“Assim, aos poucos, iremos recordando figuras benquistas, que não passaram por Franca em branca nuvem”. A frase do francano filho de imigrantes italianos Mário Colazzi D’Elia sintetiza a homenagem aos imigrantes italianos de Franca e à filha de D’Elia, Maria Aparecida Ramos D’Elia conhecida como D. Filhinha, que lotou o Teatro Municipal “José Cyrino Goulart”, na terça-feira à noite, e emocionou todos os presentes.
Os 450 alunos da Escola Estadual Mário D’Elia apresentaram a peça De Da Vinci a D’Elia, resultado de um projeto interdisciplinar desenvolvido durante todo o ano. A peça retrata a influência desses italianos, do século 15 ao século 20, desde o pintor Leonardo Da Vinci, passando por personalidades como o Barão de Montesquieu, Voltaire, Johann Sebastian Bach, até chegar em Mario D’Elia.
O roteiro da peça foi feito por professores e alunos baseado nos livros Neto de Laura Gioletti e Sal e Pimenta, que reúne crônicas publicadas no jornal Comércio da Franca, no qual D’Elia foi colaborador nas décadas de 40 e 50, e Vila Franca dos Italianos, do empresário Jorge Felix Donadelli.
“Alguns italianos que aparecem nos livros foram até a escola para conversar com os alunos nas salas de aula e contam como seus ancestrais italianos chegaram a Franca. Com essas histórias, os alunos escreveram paródias que foram gravadas em CD e trechos delas foram apresentados durante a peça”, explicou a professora de Artes Maria Angela Pires, diretora de De Da Vinci a D’Elia.
O objetivo do projeto é incentivar a leitura e a pesquisa. “Começamos com Da Vinci porque ele é um marco histórico importante, chegando no século 19 a peça refere-se às famílias italianas que chegaram à Franca, contribuindo em diversos setores para o crescimento de Franca”.
O entrosamento e a dedicação de todos os alunos ficaram nítidos no palco. “Todos participaram e com muita empolgação. O projeto fez parte de todas as aulas, matemática, português, educação artística, e todos se empenharam em prestar essa homenagem aos ancestrais italianos que fazem parte da cultura e educação dos francanos”, ressaltou a diretora da escola Elza Rodrigues Pinto Oliveira.

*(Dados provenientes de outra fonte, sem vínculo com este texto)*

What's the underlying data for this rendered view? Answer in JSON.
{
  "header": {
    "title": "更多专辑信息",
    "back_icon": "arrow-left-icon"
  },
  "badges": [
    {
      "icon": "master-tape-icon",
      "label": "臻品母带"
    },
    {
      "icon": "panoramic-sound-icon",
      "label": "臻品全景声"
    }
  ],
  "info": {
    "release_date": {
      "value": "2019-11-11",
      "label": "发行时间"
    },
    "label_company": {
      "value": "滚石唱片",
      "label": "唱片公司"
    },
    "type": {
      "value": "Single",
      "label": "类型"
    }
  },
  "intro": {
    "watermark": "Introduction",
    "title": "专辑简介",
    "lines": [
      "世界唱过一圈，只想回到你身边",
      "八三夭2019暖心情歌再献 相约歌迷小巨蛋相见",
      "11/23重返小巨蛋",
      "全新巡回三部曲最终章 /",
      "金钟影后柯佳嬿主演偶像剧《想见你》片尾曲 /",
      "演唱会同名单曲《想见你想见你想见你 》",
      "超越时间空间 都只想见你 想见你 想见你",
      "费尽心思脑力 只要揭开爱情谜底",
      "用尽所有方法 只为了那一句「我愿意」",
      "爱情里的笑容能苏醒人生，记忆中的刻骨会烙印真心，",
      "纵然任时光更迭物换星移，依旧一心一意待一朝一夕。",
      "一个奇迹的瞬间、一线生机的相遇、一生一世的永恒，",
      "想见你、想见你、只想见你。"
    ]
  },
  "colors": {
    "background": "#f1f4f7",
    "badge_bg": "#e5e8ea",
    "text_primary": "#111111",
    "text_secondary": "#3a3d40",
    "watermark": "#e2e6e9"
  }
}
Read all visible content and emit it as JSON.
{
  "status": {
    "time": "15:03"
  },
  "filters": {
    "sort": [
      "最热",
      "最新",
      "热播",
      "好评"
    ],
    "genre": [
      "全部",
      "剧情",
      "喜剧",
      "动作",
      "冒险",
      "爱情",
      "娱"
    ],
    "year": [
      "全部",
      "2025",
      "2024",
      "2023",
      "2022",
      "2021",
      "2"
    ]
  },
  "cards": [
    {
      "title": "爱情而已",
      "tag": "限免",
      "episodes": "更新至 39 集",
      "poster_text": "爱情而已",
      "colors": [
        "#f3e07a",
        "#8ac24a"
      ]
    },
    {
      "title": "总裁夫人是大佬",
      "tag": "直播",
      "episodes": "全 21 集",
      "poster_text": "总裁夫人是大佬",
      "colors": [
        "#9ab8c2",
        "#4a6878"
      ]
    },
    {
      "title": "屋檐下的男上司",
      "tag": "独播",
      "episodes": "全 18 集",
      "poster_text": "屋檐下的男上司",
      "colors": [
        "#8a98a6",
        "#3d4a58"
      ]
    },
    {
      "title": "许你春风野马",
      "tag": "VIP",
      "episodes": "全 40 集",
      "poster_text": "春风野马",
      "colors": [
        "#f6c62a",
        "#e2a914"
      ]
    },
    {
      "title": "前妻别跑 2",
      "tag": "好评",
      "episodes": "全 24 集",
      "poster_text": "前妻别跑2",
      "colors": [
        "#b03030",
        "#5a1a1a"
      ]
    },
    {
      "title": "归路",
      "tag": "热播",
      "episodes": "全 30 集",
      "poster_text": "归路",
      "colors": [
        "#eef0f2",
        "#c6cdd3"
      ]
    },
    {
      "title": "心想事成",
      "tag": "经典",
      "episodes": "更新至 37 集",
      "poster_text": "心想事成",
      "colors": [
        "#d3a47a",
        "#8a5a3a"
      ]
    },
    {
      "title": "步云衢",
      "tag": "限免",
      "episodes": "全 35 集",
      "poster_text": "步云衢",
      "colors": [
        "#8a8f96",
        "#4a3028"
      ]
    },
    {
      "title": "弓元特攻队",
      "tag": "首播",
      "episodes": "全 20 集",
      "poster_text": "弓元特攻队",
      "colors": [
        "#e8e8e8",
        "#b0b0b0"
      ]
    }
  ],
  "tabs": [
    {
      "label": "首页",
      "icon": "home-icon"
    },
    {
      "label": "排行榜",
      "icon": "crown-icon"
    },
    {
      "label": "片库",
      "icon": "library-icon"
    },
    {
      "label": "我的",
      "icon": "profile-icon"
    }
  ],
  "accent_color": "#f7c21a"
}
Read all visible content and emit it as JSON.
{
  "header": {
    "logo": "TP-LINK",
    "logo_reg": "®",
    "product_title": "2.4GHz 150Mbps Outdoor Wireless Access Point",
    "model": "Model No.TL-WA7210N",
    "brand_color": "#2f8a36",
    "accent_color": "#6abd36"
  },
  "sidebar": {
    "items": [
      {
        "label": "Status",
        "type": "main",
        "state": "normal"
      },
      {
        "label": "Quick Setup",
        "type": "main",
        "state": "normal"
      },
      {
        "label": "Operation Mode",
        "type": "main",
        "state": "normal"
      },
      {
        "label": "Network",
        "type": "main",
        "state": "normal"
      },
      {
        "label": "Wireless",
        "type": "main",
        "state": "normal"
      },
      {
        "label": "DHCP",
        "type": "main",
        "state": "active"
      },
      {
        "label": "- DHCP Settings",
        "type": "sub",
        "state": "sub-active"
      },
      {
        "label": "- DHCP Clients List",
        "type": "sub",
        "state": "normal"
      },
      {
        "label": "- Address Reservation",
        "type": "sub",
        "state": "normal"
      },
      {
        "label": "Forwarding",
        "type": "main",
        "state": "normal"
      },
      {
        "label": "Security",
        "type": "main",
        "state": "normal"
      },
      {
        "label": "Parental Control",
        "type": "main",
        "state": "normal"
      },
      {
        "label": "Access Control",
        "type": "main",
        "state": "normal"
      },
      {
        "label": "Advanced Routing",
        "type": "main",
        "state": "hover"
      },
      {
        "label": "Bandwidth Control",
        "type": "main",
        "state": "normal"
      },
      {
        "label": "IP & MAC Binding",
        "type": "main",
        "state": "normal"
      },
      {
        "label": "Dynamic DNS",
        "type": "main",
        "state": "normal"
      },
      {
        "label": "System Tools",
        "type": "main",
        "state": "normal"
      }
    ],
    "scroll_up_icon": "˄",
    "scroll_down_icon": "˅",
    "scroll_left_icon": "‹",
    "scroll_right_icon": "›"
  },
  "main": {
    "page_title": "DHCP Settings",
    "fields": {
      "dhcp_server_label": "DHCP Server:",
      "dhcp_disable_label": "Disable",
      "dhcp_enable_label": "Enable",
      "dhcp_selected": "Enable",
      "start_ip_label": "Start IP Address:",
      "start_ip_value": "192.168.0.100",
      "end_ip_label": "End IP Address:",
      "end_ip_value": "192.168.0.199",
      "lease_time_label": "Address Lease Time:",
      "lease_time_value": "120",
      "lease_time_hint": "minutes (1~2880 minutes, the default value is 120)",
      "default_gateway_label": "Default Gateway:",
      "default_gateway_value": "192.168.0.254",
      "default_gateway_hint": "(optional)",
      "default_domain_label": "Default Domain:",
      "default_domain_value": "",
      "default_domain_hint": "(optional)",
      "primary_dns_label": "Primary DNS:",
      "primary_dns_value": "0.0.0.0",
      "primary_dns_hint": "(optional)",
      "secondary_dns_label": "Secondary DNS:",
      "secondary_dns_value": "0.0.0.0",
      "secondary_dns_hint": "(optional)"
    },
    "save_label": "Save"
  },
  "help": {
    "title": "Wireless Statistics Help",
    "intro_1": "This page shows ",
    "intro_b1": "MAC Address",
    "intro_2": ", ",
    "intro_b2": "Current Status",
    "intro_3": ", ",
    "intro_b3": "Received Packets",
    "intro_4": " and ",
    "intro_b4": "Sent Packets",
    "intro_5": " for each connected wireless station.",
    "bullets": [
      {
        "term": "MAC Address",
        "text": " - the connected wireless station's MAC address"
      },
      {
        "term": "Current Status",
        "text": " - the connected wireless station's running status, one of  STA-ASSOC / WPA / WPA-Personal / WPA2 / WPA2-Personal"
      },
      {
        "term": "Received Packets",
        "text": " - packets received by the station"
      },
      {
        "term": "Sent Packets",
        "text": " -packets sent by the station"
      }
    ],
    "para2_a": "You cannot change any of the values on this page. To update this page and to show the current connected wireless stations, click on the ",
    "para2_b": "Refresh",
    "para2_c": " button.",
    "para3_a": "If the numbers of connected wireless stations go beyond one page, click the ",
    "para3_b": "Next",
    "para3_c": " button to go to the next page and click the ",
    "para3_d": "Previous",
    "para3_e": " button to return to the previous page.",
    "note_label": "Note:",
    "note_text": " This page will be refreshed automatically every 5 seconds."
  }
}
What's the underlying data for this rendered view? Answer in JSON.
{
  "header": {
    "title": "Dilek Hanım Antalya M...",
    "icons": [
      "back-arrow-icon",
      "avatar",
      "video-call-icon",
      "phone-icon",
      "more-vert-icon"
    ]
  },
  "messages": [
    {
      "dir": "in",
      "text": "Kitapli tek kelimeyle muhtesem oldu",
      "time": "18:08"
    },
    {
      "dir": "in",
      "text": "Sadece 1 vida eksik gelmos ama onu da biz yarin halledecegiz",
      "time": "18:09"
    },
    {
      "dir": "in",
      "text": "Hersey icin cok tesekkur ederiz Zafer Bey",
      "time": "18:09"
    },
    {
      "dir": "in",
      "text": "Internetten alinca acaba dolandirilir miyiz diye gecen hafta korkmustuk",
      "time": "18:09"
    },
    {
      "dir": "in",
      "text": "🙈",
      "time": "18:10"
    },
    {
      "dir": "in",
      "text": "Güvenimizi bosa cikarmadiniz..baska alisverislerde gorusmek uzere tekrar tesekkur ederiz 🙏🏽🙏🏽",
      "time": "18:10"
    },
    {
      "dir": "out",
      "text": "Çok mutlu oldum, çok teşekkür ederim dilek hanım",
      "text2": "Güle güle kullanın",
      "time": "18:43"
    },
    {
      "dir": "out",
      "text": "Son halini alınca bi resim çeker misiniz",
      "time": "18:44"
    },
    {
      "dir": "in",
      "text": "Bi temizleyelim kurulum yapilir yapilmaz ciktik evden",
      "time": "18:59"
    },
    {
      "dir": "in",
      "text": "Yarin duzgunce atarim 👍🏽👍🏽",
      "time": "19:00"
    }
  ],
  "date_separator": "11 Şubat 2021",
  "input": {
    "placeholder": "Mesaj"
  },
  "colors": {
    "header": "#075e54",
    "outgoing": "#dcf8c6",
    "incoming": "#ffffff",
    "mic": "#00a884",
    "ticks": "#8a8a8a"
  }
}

Donadelli foi um dos homenageados que se emocionou com a peça da segunda fileira da platéia. Ele colaborou com os alunos durante a montagem do espetáculo, doando livros para a Escola e convidando as famílias italianas. “Estou orgulhoso de pertencer a uma família italiana, é uma lembrança oportuna. Como cidadão acho merecida essa homenagem, como italiano estou orgulhoso”, disse o empresário que é neto de italianos que vieram de Treviso, norte da Itália, para Franca.
MEMÓRIA VIVA
Aos 87 anos, lúcida e muito bem-humorada, D. Filhinha veio de Campinas, onde mora atualmente, para Franca especialmente para assistir à peça. Muito emocianada, ficou encantada com a dedicação das crianças no palco. “Eles foram muito gentis. Meu pai foi um grande patriota, jamais deixou de amar e lembrar seus ancestrais. É uma homenagem muito justa. É muito bom estar em casa, entre os irmãos, é muito raro eu vir para Franca”.
Mário D’Elia nasceu no dia 05/09/1902, foi bancário, trabalhou em escritórios de contabilidade, no Curtume Progresso da Franca e no Banco do Brasil. Foi colaborador de diversos jornais do interior e no Comércio assinava suas crônicas com o pseudônimo Grão de Sal.
Após a peça, homenageados se encontraram na Escola para uma Maccheronata Affinchè Affratellare (macarronada para confraternizar), onde D. Filhinha autografou seu livro de poemas Rimas.